Dan volgen de poorten aan de oostzijde: “één de Jozefpoort, één de Benjaminpoort [en] één de Danpoort” (Ez 48:32). Jozef en Benjamin zijn de twee zonen van Rachel. Dan is de oudste zoon van de slavin van Rachel.

Vervolgens worden de namen van de poorten aan de zuidzijde genoemd: “één de Simeonpoort, één de Issascharpoort [en] één de Zebulonpoort” (Ez 48:33). Dit zijn de namen van de drie andere zonen van Lea.

Als laatste krijgen we de namen van de poorten aan de westzijde: “één de Gadpoort, één de Aserpoort [en] één de Naftalipoort” (Ez 48:34). Dit zijn de namen van de drie andere zonen van de twee slavinnen.

De naam van de stad

Nadat de namen van de poorten van de stad, die van heel Israël is, zijn genoemd, krijgt de stad ten slotte zelf een naam. Door die naam wordt de stad verheven tot de hoogste staat, de staat van de stad van God. In de laatste woorden van dit boek wordt in de naam van de stad het doel dat Gods met Israël en met de mensheid heeft, prachtig samengevat.

Zoals God in het midden van het verzamelde en vernieuwde Israël zal wonen, zo zal het ook in de eeuwigheid zijn. Dan zal God bij de mensen op de nieuwe aarde wonen (Op 21:3). In de tijd van de gemeente op aarde, dat is nu, woont God door Zijn Geest in Zijn verlosten (Rm 8:11) en in Zijn gemeente (Ef 2:22).

Opmerkelijk is nog dat in Ezechiël 40-48 de naam Jeruzalem niet wordt genoemd. Er wordt gesproken over “de stad”. Het is Jeruzalem in het vrederijk, een Jeruzalem zonder muren, want de HEERE Zelf zal een muur van vuur rondom haar zijn (Zc 2:4-5). De stad doet denken aan de stad die Abraham in het geloof verwachtte: “De stad die de fundamenten heeft, waarvan God Ontwerper en Bouwmeester is” (Hb 11:10).
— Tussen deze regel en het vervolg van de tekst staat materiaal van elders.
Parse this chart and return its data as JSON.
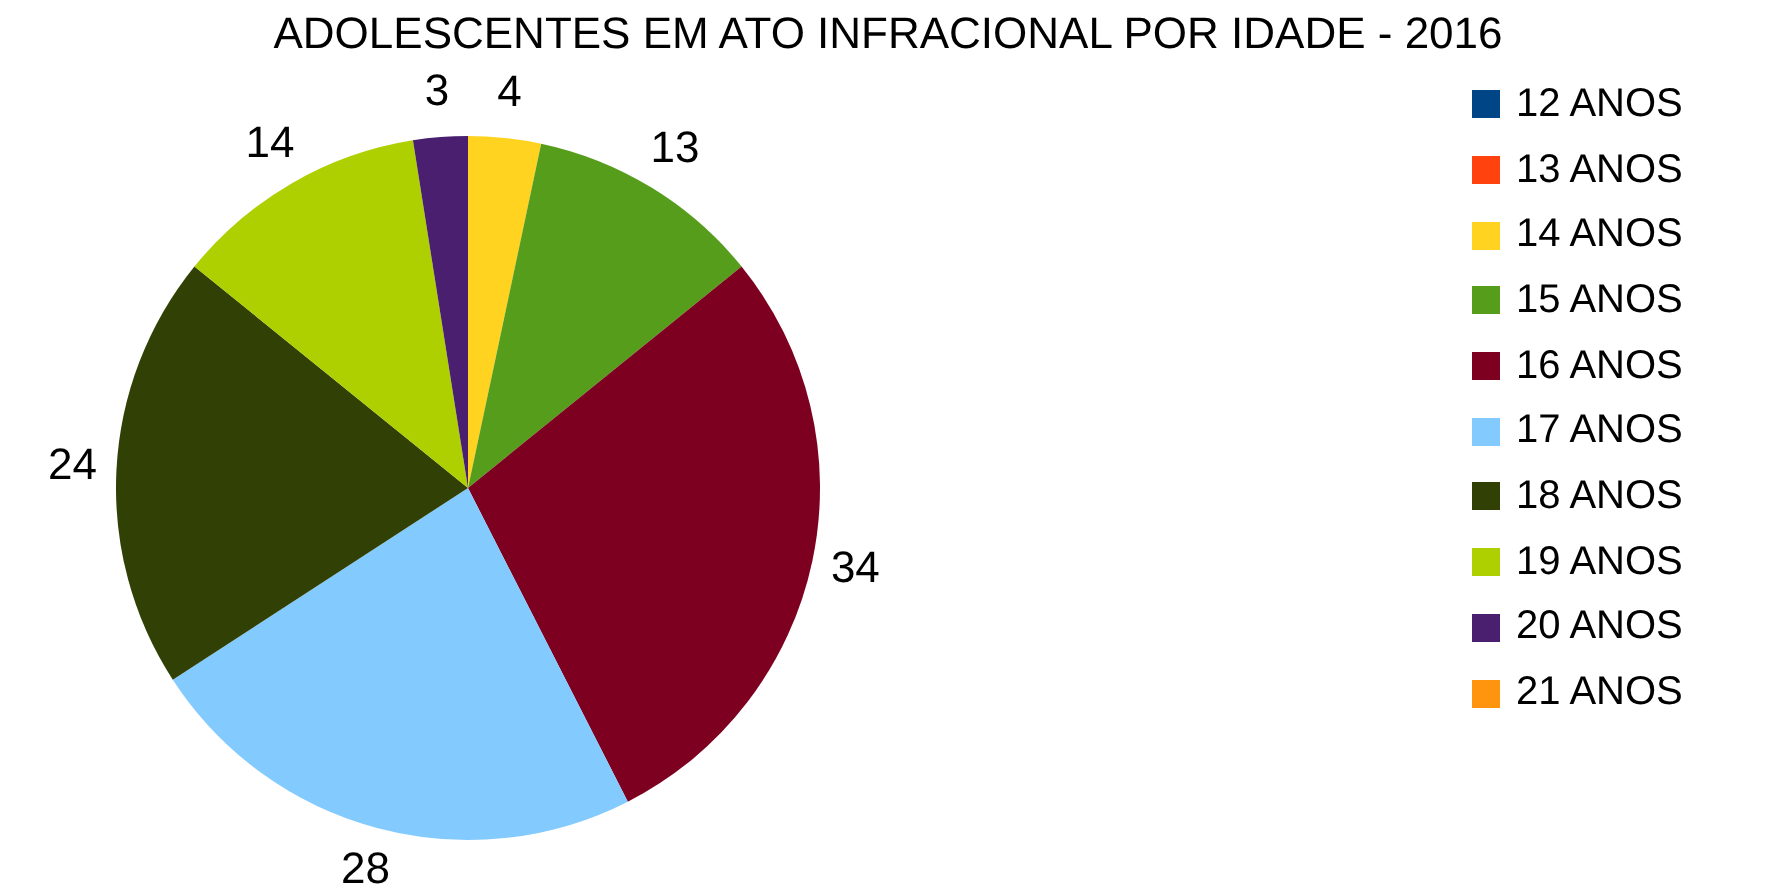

De naam van de stad lezen we hier: “DE HEERE IS DAAR”. Zijn Naam is voor altijd aan die stad verbonden.

Summier overzicht toekomstige gebeurtenissen

Inleiding

Onderstaand overzicht is niet meer dan een poging aan de hand van een aantal Schriftgegevens een volgorde te ontdekken in de gebeurtenissen in de eindtijd. Het gaat om gebeurtenissen die direct voorafgaan aan en direct volgen op de grote gebeurtenis van de komst van de Heer Jezus. De plaatsen van handeling zijn Israël en de landen daaromheen ofwel het Midden-Oosten.
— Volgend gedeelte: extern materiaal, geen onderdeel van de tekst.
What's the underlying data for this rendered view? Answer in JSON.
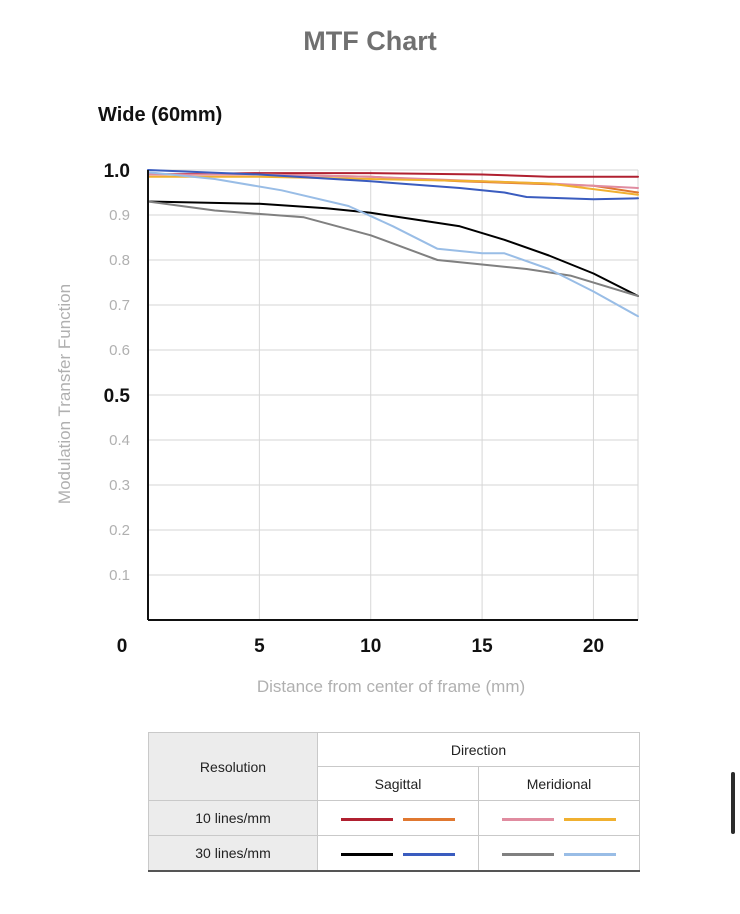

Het onderstaande overzicht pretendeert niet te zeggen dat de volgorde precies zo is als daarin wordt weergegeven. Soms vallen gebeurtenissen samen, soms liggen gebeurtenissen zo dicht bij elkaar, dat het moeilijk is om vast te stellen wat de juiste volgorde is. Wel is er een algemene lijn te ontdekken in “wat spoedig moet gebeuren” (Op 1:1).

Voor een gezonde studie van de profetie geeft Petrus aan het slot van hoofdstuk 1 van zijn tweede brief nog een belangrijke aanwijzing: “Weet dit eerst, dat geen profetie van [de] Schrift een eigen uitlegging heeft” (2Pt 1:20). Hij zegt hier dat we in de eerste plaats (“weet dit eerst”) een profetie niet op zichzelf moeten bekijken, maar altijd in verbinding met andere profetieën. Dit betekent dat we altijd Schrift met Schrift moeten vergelijken.
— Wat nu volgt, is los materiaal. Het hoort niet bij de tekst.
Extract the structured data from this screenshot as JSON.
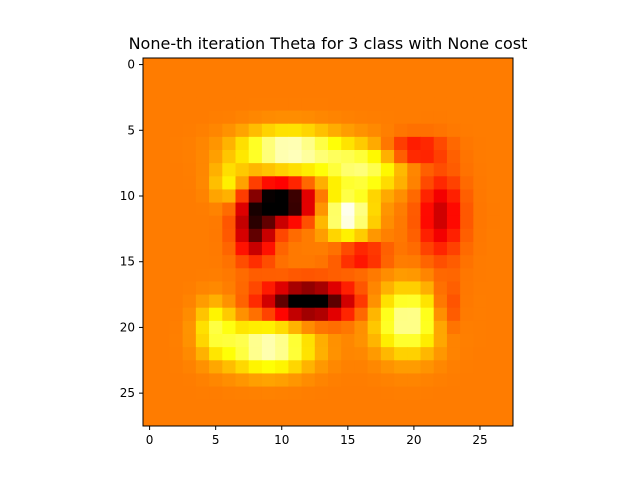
{
  "chart_data": {
    "type": "heatmap",
    "title": "None-th iteration Theta for 3 class with None cost",
    "xlabel": "",
    "ylabel": "",
    "colormap": "hot",
    "xlim": [
      -0.5,
      27.5
    ],
    "ylim": [
      27.5,
      -0.5
    ],
    "x_ticks": [
      0,
      5,
      10,
      15,
      20,
      25
    ],
    "y_ticks": [
      0,
      5,
      10,
      15,
      20,
      25
    ],
    "grid": false,
    "rows": 28,
    "cols": 28,
    "background_value": 0.55,
    "value_range": [
      0,
      1
    ],
    "blobs": [
      {
        "cx": 10.5,
        "cy": 6.5,
        "sx": 3.6,
        "sy": 1.5,
        "a": 0.42
      },
      {
        "cx": 16.0,
        "cy": 8.0,
        "sx": 3.0,
        "sy": 1.8,
        "a": 0.3
      },
      {
        "cx": 15.0,
        "cy": 11.5,
        "sx": 1.8,
        "sy": 1.6,
        "a": 0.46
      },
      {
        "cx": 9.0,
        "cy": 21.5,
        "sx": 3.2,
        "sy": 1.8,
        "a": 0.4
      },
      {
        "cx": 19.5,
        "cy": 19.5,
        "sx": 2.4,
        "sy": 2.5,
        "a": 0.36
      },
      {
        "cx": 5.0,
        "cy": 20.0,
        "sx": 1.4,
        "sy": 2.0,
        "a": 0.22
      },
      {
        "cx": 6.0,
        "cy": 9.0,
        "sx": 1.3,
        "sy": 1.5,
        "a": 0.18
      },
      {
        "cx": 10.0,
        "cy": 10.5,
        "sx": 2.2,
        "sy": 1.4,
        "a": -0.66
      },
      {
        "cx": 8.0,
        "cy": 12.5,
        "sx": 1.4,
        "sy": 2.2,
        "a": -0.42
      },
      {
        "cx": 12.0,
        "cy": 18.0,
        "sx": 3.2,
        "sy": 1.3,
        "a": -0.62
      },
      {
        "cx": 22.0,
        "cy": 11.5,
        "sx": 1.6,
        "sy": 3.0,
        "a": -0.26
      },
      {
        "cx": 20.0,
        "cy": 6.5,
        "sx": 2.2,
        "sy": 1.0,
        "a": -0.2
      },
      {
        "cx": 16.0,
        "cy": 14.5,
        "sx": 1.8,
        "sy": 1.0,
        "a": -0.2
      },
      {
        "cx": 22.5,
        "cy": 18.5,
        "sx": 1.0,
        "sy": 2.0,
        "a": -0.12
      }
    ]
  }
}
Als we dat niet doen, is het gevaar groot dat we het profetische woord gaan manipuleren en naar onze eigen hand gaan zetten. We gaan het dan verklaren zoals het ons het beste uitkomt. De vervulling van de profetieën gebeurt op de wijze die in het Woord wordt vermeld en niet volgens eigen opvattingen. Dat betekent ook dat we de tekstverwijzingen ook moeten zien in het verband van het bijbelboek waarin ze staan.

Het is dan ook zeer aan te bevelen om de teksten waarnaar na ieder punt wordt verwezen, na te lezen: “Zoek het na in het boek van de HEERE en lees” (Js 34:16). In veel gevallen zijn er nog meer teksten die het betreffende punt kunnen verduidelijken, maar de genoemde teksten spreken mijns inziens het duidelijkst.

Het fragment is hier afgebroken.